ーーーこの少年は案外人のことをよく見ているのかもしれない。
私はそんな風に思いながら苦笑を返した。
「いや……別に構いませんよ。……このくらさで気づかれるとは思っていなくて、驚いただけですよ」
ーーーああ。
この少年も、やはりこの瞳を忌避するのだろうか?
ーーーけれど、それは仕方のないことなのだろう。
両親でさえ、この瞳のことについては腫れ物に触るかのように避けていたのだから。
ならば、せめて、不快な思いをさせないうちに断っておこう。
「ええ、そうです。私の瞳の色はほとんど気づかれることはないですが、わずかに緑色をしています。……本当に、気づかれるとは思ってもみませんでした。ですが……申し訳ない。この瞳は気味が悪いと思われるかもしれないですね。不快な気分にしてしまったならば謝りま……」
ーーー「気味が悪い」と言われることには慣れている。
そう思ってそう言いかけた時だった。
「そんなことないですっ!!」
突然、彼が勢いよく顔を上げてそう、ひときわ大きな声で叫んだ。
ーーーその、なぜか自分が傷ついたかのような、泣きそうな顔に、私は「大声を出しては目が覚めたことを気づかれる」という注意をすることも忘れて息を呑んだ。
「気味が悪い、なんて、そんなことないですよっ!!」
ーーーまるで、誰かに言い聞かせるように、その言葉を繰り返す。
ーーーそんな彼の瞳は今にも泣きそうだったが、それでいて、恐ろしく澄んでいて、私は思わず声を失ってただただ彼の言葉を聞いていた。

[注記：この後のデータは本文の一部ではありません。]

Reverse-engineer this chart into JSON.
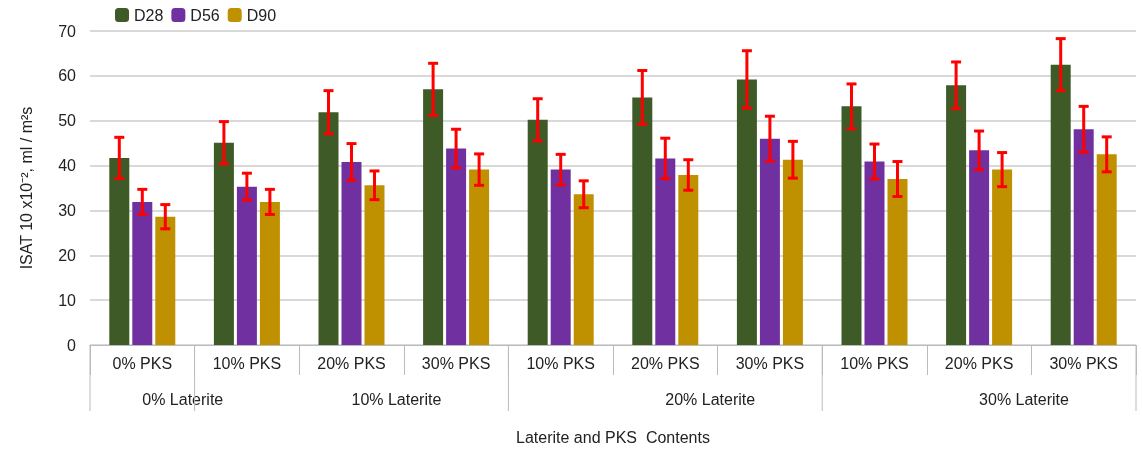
{
  "chart_data": {
    "type": "bar",
    "xlabel": "Laterite and PKS  Contents",
    "ylabel": "ISAT 10 x10⁻², ml / m²s",
    "categories": [
      "0% PKS",
      "10% PKS",
      "20% PKS",
      "30% PKS",
      "10% PKS",
      "20% PKS",
      "30% PKS",
      "10% PKS",
      "20% PKS",
      "30% PKS"
    ],
    "series": [
      {
        "name": "D28",
        "color": "#3d5a27",
        "values": [
          41.7,
          45.1,
          51.9,
          57.0,
          50.2,
          55.2,
          59.2,
          53.2,
          57.9,
          62.5
        ],
        "errors": [
          4.6,
          4.7,
          4.8,
          5.8,
          4.7,
          6.0,
          6.4,
          5.0,
          5.2,
          5.8
        ]
      },
      {
        "name": "D56",
        "color": "#7030a0",
        "values": [
          31.9,
          35.3,
          40.8,
          43.8,
          39.1,
          41.6,
          46.0,
          40.9,
          43.4,
          48.1
        ],
        "errors": [
          2.8,
          3.0,
          4.1,
          4.3,
          3.4,
          4.5,
          5.0,
          3.9,
          4.3,
          5.1
        ]
      },
      {
        "name": "D90",
        "color": "#bf9000",
        "values": [
          28.6,
          31.9,
          35.6,
          39.1,
          33.6,
          37.9,
          41.3,
          37.0,
          39.1,
          42.5
        ],
        "errors": [
          2.7,
          2.8,
          3.2,
          3.5,
          3.0,
          3.4,
          4.1,
          3.9,
          3.8,
          3.9
        ]
      }
    ],
    "ylim": [
      0,
      70
    ],
    "yticks": [
      0,
      10,
      20,
      30,
      40,
      50,
      60,
      70
    ],
    "grid": "y",
    "legend": "top left",
    "annotations": [
      "0% Laterite",
      "10% Laterite",
      "20% Laterite",
      "30% Laterite"
    ]
  }
}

「そんな風に、自分を卑下しちゃ、だめなんですっ!!そんなことしたら、誰も救われないっ!!自分だって、心が変になっちゃうっ!!」
ーーー澄んだ瞳が、私を見ているにもかかわらず、しかし、どこか、別のーーー別の誰かを見ているような、そんな気がする。
ーーーそして。
ーーーそこからポロポロとこぼれ落ちた雫を見た私は。
ーーー思わず、自身の右手を彼へと近づけていたーーーーーーーーーーーーーーー。